At 58.8 degrees C and at a total pressure of 1.00 atm the mole percent of acetone in the vapor state above a solution of acetone and water containing 70. mol % acetone is 87.5%. Assuming the solution to obey Raoult's Law, determine the vapor pressure of pure water at this temperature. Comparing your results to the actual value of 141 mmHg, what does this suggest about the acetone-water solution?

Question

At 58.8 degrees C and at a total pressure of 1.00 atm the mole percent of acetone in the vapor state above a solution of acetone and water containing 70. mol % acetone is 87.5%. Assuming the solution to obey Raoult's Law, determine the vapor pressure of pure water at this temperature. Comparing your results to the actual value of 141 mmHg, what does this suggest about the acetone-water solution?

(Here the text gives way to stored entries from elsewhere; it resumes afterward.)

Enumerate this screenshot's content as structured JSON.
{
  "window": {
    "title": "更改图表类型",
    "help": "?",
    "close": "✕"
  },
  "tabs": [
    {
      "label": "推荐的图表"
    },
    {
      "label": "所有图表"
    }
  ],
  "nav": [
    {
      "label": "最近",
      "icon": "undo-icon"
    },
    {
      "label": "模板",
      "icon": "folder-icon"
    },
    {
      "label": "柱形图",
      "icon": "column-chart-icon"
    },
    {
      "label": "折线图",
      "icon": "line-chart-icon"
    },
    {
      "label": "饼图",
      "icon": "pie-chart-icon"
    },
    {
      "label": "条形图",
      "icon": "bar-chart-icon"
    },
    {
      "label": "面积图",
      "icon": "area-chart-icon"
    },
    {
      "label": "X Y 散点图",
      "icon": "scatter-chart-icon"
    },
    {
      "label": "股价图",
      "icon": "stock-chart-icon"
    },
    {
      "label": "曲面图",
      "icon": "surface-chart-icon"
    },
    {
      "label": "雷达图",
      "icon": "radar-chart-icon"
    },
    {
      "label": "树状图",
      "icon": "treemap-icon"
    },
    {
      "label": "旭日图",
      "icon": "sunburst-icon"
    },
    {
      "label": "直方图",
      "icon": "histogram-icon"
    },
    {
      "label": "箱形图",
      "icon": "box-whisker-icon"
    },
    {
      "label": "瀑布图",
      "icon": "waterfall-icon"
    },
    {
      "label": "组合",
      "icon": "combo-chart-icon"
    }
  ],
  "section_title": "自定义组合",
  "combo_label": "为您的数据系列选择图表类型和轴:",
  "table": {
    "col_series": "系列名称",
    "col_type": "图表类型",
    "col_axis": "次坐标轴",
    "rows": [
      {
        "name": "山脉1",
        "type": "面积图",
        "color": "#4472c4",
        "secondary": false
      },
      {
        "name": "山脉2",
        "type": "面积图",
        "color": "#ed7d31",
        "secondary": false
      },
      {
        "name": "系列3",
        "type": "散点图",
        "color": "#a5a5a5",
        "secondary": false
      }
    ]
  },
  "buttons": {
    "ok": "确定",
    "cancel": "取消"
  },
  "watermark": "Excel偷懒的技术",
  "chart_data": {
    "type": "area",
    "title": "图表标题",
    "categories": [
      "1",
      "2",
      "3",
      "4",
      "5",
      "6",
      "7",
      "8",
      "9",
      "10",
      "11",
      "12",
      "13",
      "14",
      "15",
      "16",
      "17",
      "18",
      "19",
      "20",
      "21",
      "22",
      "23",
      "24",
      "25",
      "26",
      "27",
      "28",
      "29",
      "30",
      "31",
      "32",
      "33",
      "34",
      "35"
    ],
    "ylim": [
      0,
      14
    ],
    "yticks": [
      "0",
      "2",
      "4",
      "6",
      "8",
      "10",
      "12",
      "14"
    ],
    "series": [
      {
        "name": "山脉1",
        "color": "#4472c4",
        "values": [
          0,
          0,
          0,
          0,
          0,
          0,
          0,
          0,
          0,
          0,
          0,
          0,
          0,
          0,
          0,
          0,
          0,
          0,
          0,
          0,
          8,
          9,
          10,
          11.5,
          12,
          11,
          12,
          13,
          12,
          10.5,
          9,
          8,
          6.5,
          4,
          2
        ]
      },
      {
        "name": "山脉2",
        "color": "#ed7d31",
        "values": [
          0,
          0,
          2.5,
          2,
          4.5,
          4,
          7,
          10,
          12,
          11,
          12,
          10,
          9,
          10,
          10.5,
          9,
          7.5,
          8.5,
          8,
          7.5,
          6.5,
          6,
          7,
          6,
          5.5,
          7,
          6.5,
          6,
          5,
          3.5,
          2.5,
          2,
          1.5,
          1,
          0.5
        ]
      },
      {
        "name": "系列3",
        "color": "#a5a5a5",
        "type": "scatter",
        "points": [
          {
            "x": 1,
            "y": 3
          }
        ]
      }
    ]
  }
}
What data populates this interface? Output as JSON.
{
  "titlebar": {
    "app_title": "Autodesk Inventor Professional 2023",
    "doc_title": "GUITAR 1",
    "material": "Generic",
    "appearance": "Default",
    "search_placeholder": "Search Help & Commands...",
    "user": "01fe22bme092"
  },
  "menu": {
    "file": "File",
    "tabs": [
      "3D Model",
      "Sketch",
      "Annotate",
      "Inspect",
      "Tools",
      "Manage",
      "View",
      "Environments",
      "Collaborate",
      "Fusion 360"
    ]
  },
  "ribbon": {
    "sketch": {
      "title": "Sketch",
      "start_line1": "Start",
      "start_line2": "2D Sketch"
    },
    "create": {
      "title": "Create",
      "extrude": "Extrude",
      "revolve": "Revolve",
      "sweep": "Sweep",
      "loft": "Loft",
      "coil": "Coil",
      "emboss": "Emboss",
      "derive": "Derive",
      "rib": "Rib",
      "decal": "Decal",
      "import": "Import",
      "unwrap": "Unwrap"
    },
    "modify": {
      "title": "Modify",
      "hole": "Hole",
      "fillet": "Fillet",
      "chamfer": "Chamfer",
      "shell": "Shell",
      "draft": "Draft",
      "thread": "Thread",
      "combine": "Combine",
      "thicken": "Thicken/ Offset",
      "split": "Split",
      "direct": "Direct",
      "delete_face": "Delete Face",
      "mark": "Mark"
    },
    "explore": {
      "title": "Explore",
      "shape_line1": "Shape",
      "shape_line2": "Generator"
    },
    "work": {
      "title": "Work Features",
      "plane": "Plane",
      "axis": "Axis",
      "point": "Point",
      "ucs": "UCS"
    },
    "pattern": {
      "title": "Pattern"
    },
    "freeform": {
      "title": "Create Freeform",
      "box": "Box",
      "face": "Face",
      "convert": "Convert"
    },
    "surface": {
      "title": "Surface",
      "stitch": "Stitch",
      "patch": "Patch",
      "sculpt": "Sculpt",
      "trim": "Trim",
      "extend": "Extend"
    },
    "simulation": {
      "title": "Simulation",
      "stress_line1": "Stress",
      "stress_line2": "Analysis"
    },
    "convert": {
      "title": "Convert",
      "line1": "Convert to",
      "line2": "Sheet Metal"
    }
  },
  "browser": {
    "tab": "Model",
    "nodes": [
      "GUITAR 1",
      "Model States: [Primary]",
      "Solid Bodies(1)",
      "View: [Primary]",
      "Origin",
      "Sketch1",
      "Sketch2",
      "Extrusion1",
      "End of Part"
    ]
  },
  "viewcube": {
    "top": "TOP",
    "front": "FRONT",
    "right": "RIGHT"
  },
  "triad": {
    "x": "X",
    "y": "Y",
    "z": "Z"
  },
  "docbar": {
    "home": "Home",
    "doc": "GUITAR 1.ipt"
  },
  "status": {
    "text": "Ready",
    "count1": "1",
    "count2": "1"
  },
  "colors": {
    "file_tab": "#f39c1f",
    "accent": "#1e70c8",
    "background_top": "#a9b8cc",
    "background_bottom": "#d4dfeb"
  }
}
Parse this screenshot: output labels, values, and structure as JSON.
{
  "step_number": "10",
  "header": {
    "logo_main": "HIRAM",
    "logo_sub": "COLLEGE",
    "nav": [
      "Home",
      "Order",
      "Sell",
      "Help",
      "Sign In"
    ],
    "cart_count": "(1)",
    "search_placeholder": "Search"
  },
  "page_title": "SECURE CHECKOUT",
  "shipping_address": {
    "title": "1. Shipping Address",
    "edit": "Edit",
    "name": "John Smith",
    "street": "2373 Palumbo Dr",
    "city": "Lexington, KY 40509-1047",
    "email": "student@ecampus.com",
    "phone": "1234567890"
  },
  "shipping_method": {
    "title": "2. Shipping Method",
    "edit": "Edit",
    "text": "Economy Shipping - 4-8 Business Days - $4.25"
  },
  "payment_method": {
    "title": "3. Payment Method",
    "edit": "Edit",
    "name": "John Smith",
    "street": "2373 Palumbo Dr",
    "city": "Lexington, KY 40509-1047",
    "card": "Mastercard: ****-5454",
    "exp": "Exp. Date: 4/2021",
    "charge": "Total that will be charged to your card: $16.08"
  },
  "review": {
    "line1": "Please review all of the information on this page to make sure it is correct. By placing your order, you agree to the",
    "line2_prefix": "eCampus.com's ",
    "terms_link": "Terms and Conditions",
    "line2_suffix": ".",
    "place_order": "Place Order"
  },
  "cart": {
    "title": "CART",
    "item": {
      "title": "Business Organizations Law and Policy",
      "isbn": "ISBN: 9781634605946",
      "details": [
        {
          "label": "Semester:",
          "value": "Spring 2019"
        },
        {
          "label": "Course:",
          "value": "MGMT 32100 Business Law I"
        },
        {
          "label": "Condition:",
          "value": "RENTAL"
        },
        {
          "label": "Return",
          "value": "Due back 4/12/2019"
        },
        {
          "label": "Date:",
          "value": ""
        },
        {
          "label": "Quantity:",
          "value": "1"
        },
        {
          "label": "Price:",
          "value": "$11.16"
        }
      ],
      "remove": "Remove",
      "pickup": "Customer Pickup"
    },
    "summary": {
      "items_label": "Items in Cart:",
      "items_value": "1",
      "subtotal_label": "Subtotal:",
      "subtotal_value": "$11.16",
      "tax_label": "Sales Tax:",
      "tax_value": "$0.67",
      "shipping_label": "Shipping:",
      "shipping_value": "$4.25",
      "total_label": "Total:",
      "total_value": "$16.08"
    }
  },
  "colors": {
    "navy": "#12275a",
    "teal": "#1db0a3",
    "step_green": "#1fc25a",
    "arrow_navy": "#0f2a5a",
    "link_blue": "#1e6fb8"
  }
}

I calculated the first part like so:
1.00 atm= .875 * x
1.14 atm= x

I converted 141 mmHg to atm, which turned out to be .186- obviously quite a bit lower than the answer found above. I'm not sure what this says about the mixture, however.

I get a smaller number than 1.14.
Isn't
P_(water)/P_(total) = X_(water) = 0.875.

Then P_(total)*X_(water) = P_(water) = 1*0.875 = 0.875 atm. That's still very much higher than 0.186 atm. Would you think it says the acetone/water mixture is not an ideal solution?
Check my thinking. Check my work.

Answer 1

To solve this problem, we first need to understand Raoult's Law. According to Raoult's Law, the partial pressure of a component in the vapor phase above a solution is directly proportional to its mole fraction in the liquid phase. In this case, we are considering a solution of acetone and water.

Let's denote the partial pressure of acetone in the vapor phase as P(acetone) and the mole fraction of acetone in the liquid phase as X(acetone). According to Raoult's Law, we can write:

P(acetone)/P(total) = X(acetone)

Given that the mole percent of acetone in the vapor state is 87.5% and the total pressure is 1.00 atm, we can substitute these values into the equation:

P(acetone)/1.00 atm = 0.875

Solving for P(acetone), we find P(acetone) = 0.875 atm.

To determine the vapor pressure of pure water at this temperature, we can subtract the pressure of acetone from the total pressure:

P(water) = P(total) - P(acetone)
P(water) = 1.00 atm - 0.875 atm
P(water) = 0.125 atm

Now, let's compare this to the actual value of 141 mmHg. To convert mmHg to atm, we divide by 760 mmHg/atm:

P(water) = (141 mmHg) / (760 mmHg/atm)
P(water) ≈ 0.1855 atm

Comparing the calculated value of 0.125 atm to the actual value of 0.1855 atm, we can see that the calculated value is lower. This suggests that the acetone-water solution deviates from Raoult's Law and is not an ideal solution.

Therefore, based on your calculations, it suggests that the acetone-water solution is not an ideal solution and that there are deviations from Raoult's Law.